In the morning, I am woken by a car alarm out on the street, or maybe by the bird in the tree outside that is mimicking the car alarm. The room is cold and through the gap in the curtain I can see condensation sliding down the inside of the old sash window. We need to spend more money on the place. We probably shouldn’t have bought a house that needed so much care and attention when both of us are so inclined to leave things the way they are. We’ll end up falling in with the house’s own ways. George is curled into me, his face to my breasts, and I can feel his warm breath on my skin. I pull back and look at him, kiss his forehead and his eyebrows. Then I slowly stroke his steel-grey hair, smoothing it down. It’s oily from the stuff he puts in it trying to make it do something that it won’t do any more. He gives a little appreciative moan. It’s okay that he doesn’t know every bit of me.
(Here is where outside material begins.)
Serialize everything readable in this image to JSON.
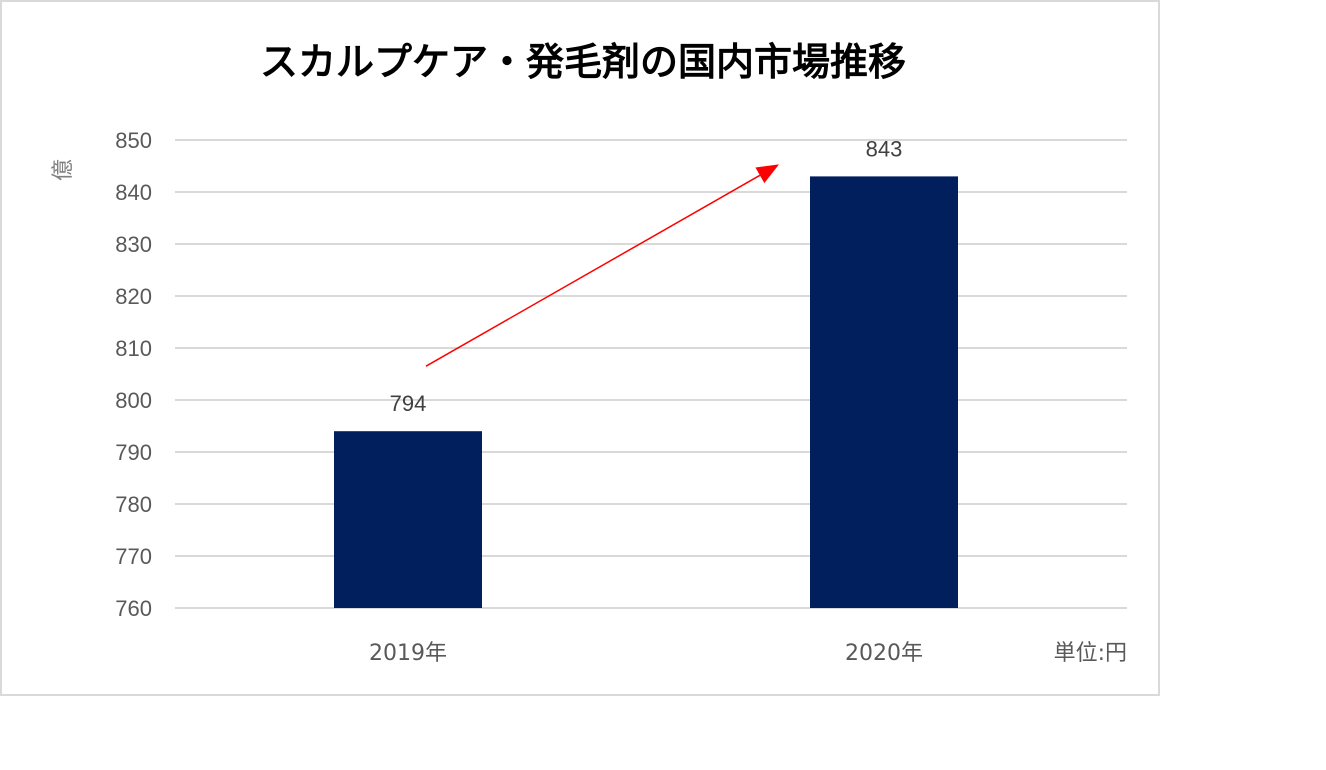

George’s grey hair in my hands pulls along another thought. I am ten and sitting on the arm of my grandfather’s black wingback chair. My feet in their socks are tucked in under his leg. My grandfather is as old as he will ever be, and he has been incredibly silent since Nana died. My mother has brought me with her to make him some supper and when we come in the back door and call for him, the house is quiet. In the sitting room, the fire is lit but there are no lights on. He is sitting there in the dark. We go around and turn on all the lights, but when I go to switch on the telly he says, ‘No, I can’t watch that oul’ nonsense any more.’ We make scrambled eggs and toast for him and when Mam is setting the tray and making the tea in the pot, I butter the toast and cut it into triangles. I put a plate over the saucepan and drain off the little bit of water that seeps from the eggs. When he was younger, we used to be scared of my grandfather. If the cat curled round his legs, he would kick it. But this day, he lets me clamber onto the chair and play with his hair. I do it tentatively, stopping every so often and looking into his face, as if he might stand up suddenly and shake me off, like a dog in from the rain. Perhaps he always wanted love, but just stood around the edges, not knowing how to participate in it. His hair is long and grey and slicked back. I put tiny plaits in it and he sits looking straight ahead, and the plaits fall down over his weathered face, a Benson & Hedges cigarette in his hand, his nails hard and yellow. After he’s eaten his eggs, and we’ve washed up and tidied the place around him so he’ll be comfortable, we get ready to leave and he says, ‘Who’ll mind me now?’ This is our routine. I say, ‘The cows?’ ‘But sure they’re off down the field,’ he replies. And then I say, ‘The radio.’ And I climb up on the red leather sofa with its cracks and its missing buttons and twist the knob of the black radio that sits on top of the telly so that, when my mother and I walk out the front door, the house behind us will be full of voices.